Another participant agreed with this, saying that a fairly tight interest rate policy should complement the NBU’s arsenal of tools for maintaining exchange rate sustainability. The NBU’s active presence in the FX market is a strong prerequisite for sustainability, but FX interventions deplete international reserves. To curb the demand for foreign currency and preserve international reserves at a high level, it is important to maintain sufficiently high interest rates on hryvnia instruments, which will protect households’ hryvnia savings from losing value as prices rise. Keeping the hryvnia attractive is a particularly urgent task amid delays in foreign aid and a worsening of exchange rate expectations.

Another MPC member said that leaving the key policy rate unchanged is a logical step, even from the perspective of increasing risks of a longer and more intense war than is currently assumed. A longer persistence of high risks to security will generate additional price pressure not only by actually increasing businesses’ logistical costs and employee compensation and rebuilding destroyed capacities, but also through the expectations channel. A longer-lasting war will also add to pressure on public finances and require more of domestic borrowing. The unfolding of such a scenario will probably require a tightening of the interest rate policy to preserve macrofinancial stability. The NBU should therefore act carefully.

One MPC member said that not changing the key policy rate would be a consistent and predictable decision. It matches the baseline scenario of the macroeconomic forecast,  the NBU’s previous statements on its intentions, and the Strategy for Easing FX Restrictions, Transitioning to Greater Flexibility of the Exchange Rate, and Returning to Inflation Targeting in terms of fulfilling the NBU’s tasks to maintain the attractiveness of hryvnia instruments and ensure exchange rate sustainability. According to surveys, most experts and market participants expect the key policy rate to remain unchanged in January. They consider such a decision optimal.

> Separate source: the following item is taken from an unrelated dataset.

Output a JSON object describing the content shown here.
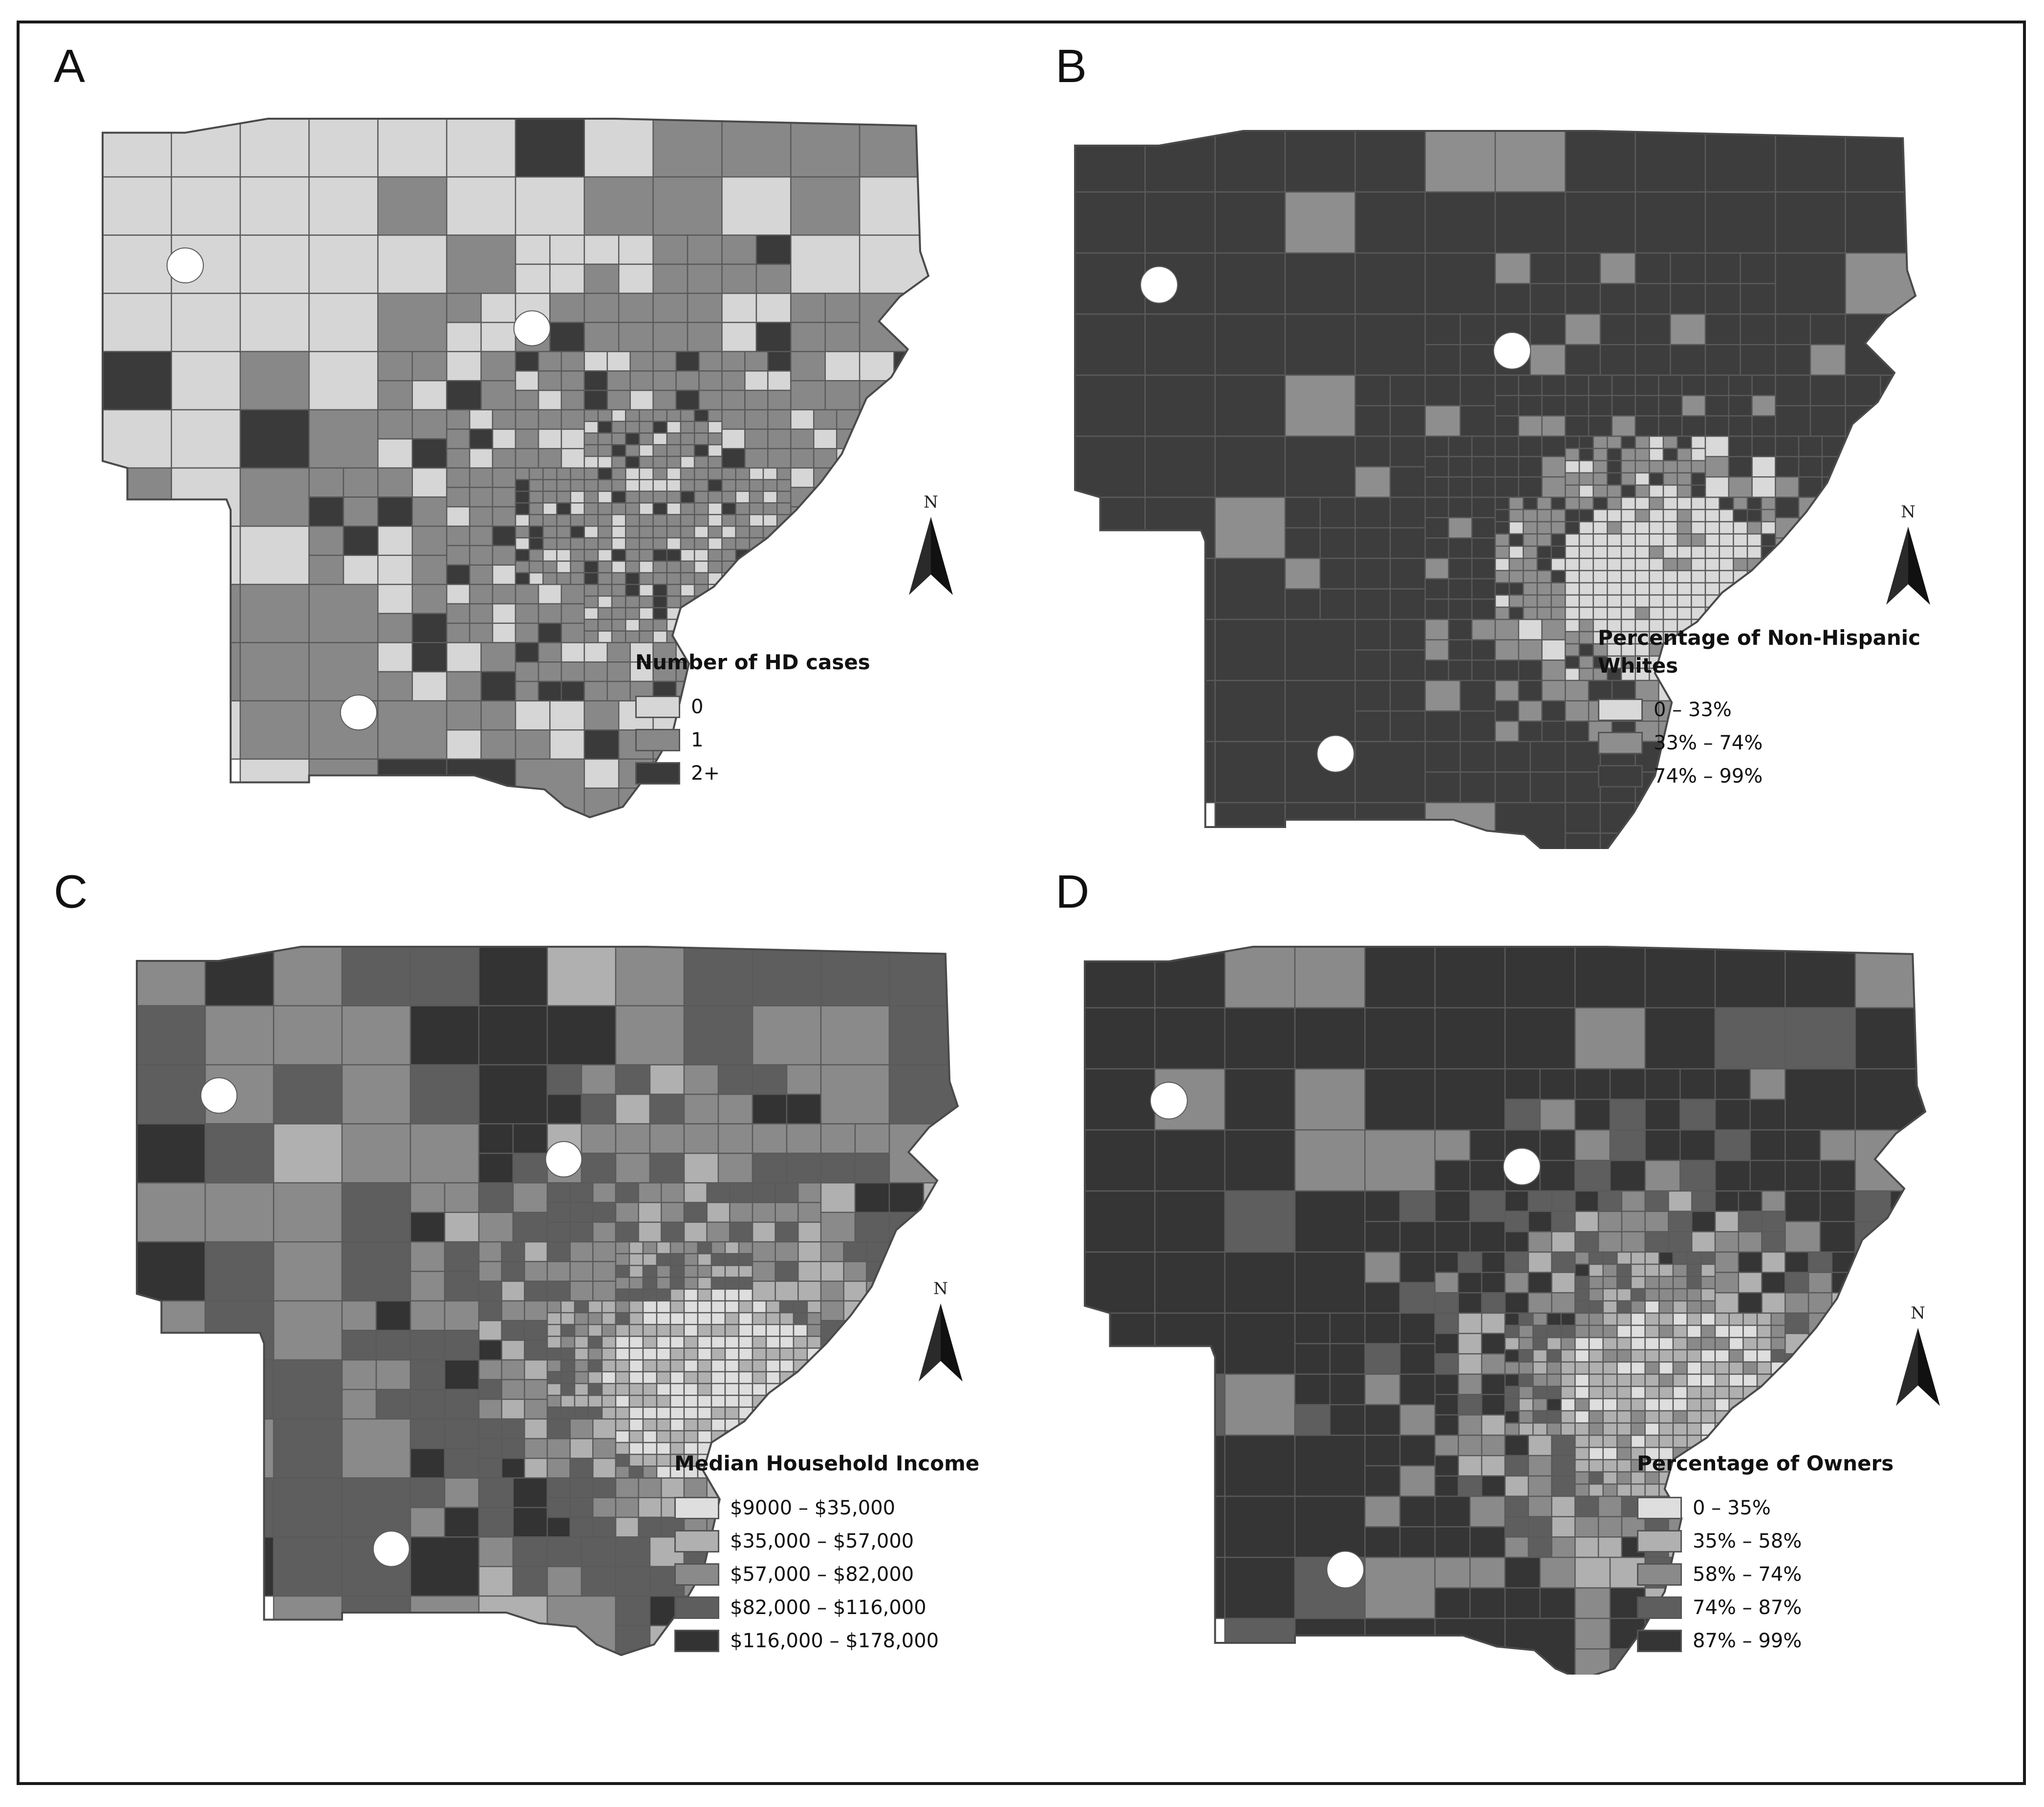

The MPC members said there is room, though limited, for cutting the key policy rate in 2024 

The NBU will be able to return to making key policy rate cuts in H2 2024 if the macroeconomic situation closely follows the baseline scenario and if the rhythm of international financing inflows is restored, the MPC members said. Under such conditions, a moderate easing of interest rate policy will not disrupt the sustainability of the exchange rate and the return of inflation to the target range over an acceptable policy horizon, but will support lending development and economic recovery. The vast majority of discussion participants said they expect the key policy rate to be 14% at the end of the year, while several MPC members said it will decline to 13%.

The discussion participants agreed, however, that the NBU should stand ready to adjust its monetary policy if the balance of risks to inflation and economic development is changed. With uncertainty rising, especially as regards the course of the war and support for Ukraine, a revision of the key policy rate trajectory over the entire forecast horizon is rather likely. It would maintain the right monetary conditions.

Several MPC members said that closer to mid-2024, the NBU will be able to more accurately assess how realistic the main assumptions in the forecast for 2024–2026 are, and will incorporate this assessment in its further decisions regarding the key policy rate while taking proactive action.

For reference

The Monetary Policy Committee (MPC) is an NBU advisory body that was created to share information and opinions on monetary policy formulation and implementation, in order to deliver price stability. The MPC comprises the NBU Governor, NBU Board members, and directors of the Monetary Policy and Economic Analysis Department, Open Market Operations Department, Financial Stability Department, and Statistics and Reporting Department. The MPC meets the day before the NBU Board meeting on monetary policy issues. Decisions on monetary policy issues are made by the NBU Board.